Oct 25, 2022
For five decades Manitoba Opera has touched the lives of thousands through music and song, creating memories that last a lifetime. Throughout our 50th anniversary season, we will be sharing just some of these wonderful stories and personal recollections. This instalment features volunteer and opera lover Hedie Epp whose introduction to the art form was less than auspicious.
Long-time Manitoba Opera volunteer Hedie Epp first heard opera when she was growing up in the small Mennonite community of Springstein, Manitoba. Her relationship with the art form didn’t start well.
“My mother listened to CFAM when that station started, and they did classical music and opera,” Hedie recalls. “And I just hated opera. I couldn’t get it at all.”
That changed when she completed her nursing training and celebrated by going to Europe, hitchhiking and working her way across several countries, first in 1967 and then in 1969.
On her second trip she found herself in Vienna. “And when you’re in Vienna, you go to the opera. So I forced myself to go,” Hedie explains. “You could get standing-room-only tickets for 40 cents, I think it was, and stand in ‘the gods.’”
“I dragged myself there, and it was Fidelio, Beethoven’s only opera, and within minutes, it was like a hook in the centre of my chest. I had this incredible feeling, and I was just drawn toward the stage,” she remembers. “And that was it.”
She stayed in the Austrian capital for a couple of months – working as a stable hand with two of the famous Lipizzaner stallions and dating one of the chief riders, for the total Viennese experience! – and she attended the opera five or six nights a week. By that time, people at the renowned State Opera knew her and would slip her tickets for better seats when they were available.
Once Hedie came to know more about opera, she realized in retrospect that her Vienna opera viewing was even more extraordinary than she knew at the time. “There were incredibly famous people I was seeing without really knowing what I was seeing,” she relates. She heard Birgit Nilsson sing and saw Leonard Bernstein conduct; she still remembers the 30-minute standing ovation he received.
Coming back to Winnipeg, Hedie spent some time establishing her nursing career, but the opera kept calling to her. Her first rush of opera infatuation might have been in Vienna, but her abiding relationship to the form has been through Manitoba Opera. She began volunteering with the organization in 1983 and has been a committed supporter ever since.
“I’m so glad we have an opera company here. It’s my conduit to wonderful music, to great staging,” Hedie says. “Manitoba Opera has been important to me ever since I first started working with them. Watching so many operas from backstage has been a privilege, to be able to see the workings of opera from closeup.

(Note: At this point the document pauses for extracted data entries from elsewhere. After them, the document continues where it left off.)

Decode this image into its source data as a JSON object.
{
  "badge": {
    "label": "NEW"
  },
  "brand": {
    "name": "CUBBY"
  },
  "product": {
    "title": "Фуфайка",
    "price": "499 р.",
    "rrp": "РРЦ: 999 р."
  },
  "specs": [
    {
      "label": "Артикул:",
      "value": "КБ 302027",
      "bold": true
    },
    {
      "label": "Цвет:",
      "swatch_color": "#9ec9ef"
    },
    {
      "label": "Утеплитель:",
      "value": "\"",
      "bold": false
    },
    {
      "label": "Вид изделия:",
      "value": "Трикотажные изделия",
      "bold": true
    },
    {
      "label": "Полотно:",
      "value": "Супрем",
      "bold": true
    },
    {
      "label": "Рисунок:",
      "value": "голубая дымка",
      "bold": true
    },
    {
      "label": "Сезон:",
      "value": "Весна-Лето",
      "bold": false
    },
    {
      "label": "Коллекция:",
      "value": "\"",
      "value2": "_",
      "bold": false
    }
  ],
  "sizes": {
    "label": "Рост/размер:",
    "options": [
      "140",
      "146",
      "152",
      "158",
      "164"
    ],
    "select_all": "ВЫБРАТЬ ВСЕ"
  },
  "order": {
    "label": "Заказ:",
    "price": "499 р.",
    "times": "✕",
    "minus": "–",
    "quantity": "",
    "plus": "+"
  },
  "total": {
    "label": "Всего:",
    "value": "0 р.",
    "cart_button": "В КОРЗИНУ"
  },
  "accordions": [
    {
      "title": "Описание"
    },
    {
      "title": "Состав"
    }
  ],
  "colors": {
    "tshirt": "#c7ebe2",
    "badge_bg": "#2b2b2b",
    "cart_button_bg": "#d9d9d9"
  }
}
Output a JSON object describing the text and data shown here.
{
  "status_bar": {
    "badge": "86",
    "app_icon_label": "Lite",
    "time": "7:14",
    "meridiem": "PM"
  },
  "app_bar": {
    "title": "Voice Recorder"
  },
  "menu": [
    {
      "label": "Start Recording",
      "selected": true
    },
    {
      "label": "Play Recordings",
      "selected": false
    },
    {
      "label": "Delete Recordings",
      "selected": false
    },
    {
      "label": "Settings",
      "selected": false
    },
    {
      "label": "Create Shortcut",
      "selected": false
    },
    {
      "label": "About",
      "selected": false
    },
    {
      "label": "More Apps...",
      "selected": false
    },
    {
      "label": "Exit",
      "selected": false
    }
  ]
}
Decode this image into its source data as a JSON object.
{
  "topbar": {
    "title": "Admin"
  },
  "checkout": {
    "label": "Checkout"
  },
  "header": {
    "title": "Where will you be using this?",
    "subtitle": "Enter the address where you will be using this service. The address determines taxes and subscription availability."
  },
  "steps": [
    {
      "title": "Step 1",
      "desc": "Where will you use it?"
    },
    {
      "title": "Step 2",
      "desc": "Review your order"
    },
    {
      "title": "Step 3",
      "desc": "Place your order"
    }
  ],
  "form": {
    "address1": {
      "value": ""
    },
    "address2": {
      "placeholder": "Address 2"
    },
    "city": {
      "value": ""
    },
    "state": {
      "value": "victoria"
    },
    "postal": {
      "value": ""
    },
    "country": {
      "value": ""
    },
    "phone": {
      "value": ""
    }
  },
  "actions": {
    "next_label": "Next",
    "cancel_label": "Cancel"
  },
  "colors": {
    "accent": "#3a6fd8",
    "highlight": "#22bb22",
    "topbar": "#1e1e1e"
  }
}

“It’s important for our city,” she adds. “And they do such a tremendous job of keeping it going.”
Hedie, who volunteers as much as she can, every single performance plus dress rehearsals, started working backstage doing makeup, mostly for the men’s chorus, jumping right into the grandest of grand operas with a production of Aida.
“The first guy who sat in my chair asked me, ‘How long have you been doing makeup for the opera?’” Hedie recalls. “I thought, this is a professional opera company, so how can I tell him this is my very first time?” She stalled for a moment and then left things deliberately vague: “Oh, for awhile,” she replied. Hedie went on to do makeup for 10 seasons: “The joke was always that I wasn’t good at remembering names, but I knew every scar and every mole.”
Hedie loved the buzz of backstage. “The backstage people are wonderful,” she says. “So warm and generous.” She’s also experienced the thrill of being onstage as a supernumerary, and she’s currently volunteering front-of-house. Seeing the whole process of opera from these different viewpoints has just increased her passion for the form.
“Opera has everything,” Hedie says. “It’s got the staging. It’s got music. It’s got acting. Drama, tragedy, happiness – everything.” Fidelio remains her favourite opera. “My first love,” she calls it.
Whenever she can, Hedie shares this love with others. “Not enough people appreciate opera,” Hedie believes. “They often think opera is for a certain group of people.
“When I’m working at Manitoba Opera and get free tickets, I always bring somebody with me who has never been to the opera. Not one single time has anybody said, ‘Oh, that was awful.’ People are always amazed at the power of opera.”
And Hedie’s dedication to spreading the word doesn’t stop at the Concert Hall doors: “If I pass a cop on the street as I’m heading home after the performance, I say, ‘You should go to the opera on your day off.
“If you don’t like it, don’t go again,” Hedie will tell them. “But just try it once.”
After all, the “just try it once” gambit worked for one young woman in Vienna in 1969.
Photo Above: Hedie Epp as a tavern “wench” in the 1991 production of The Tales of Hoffmann.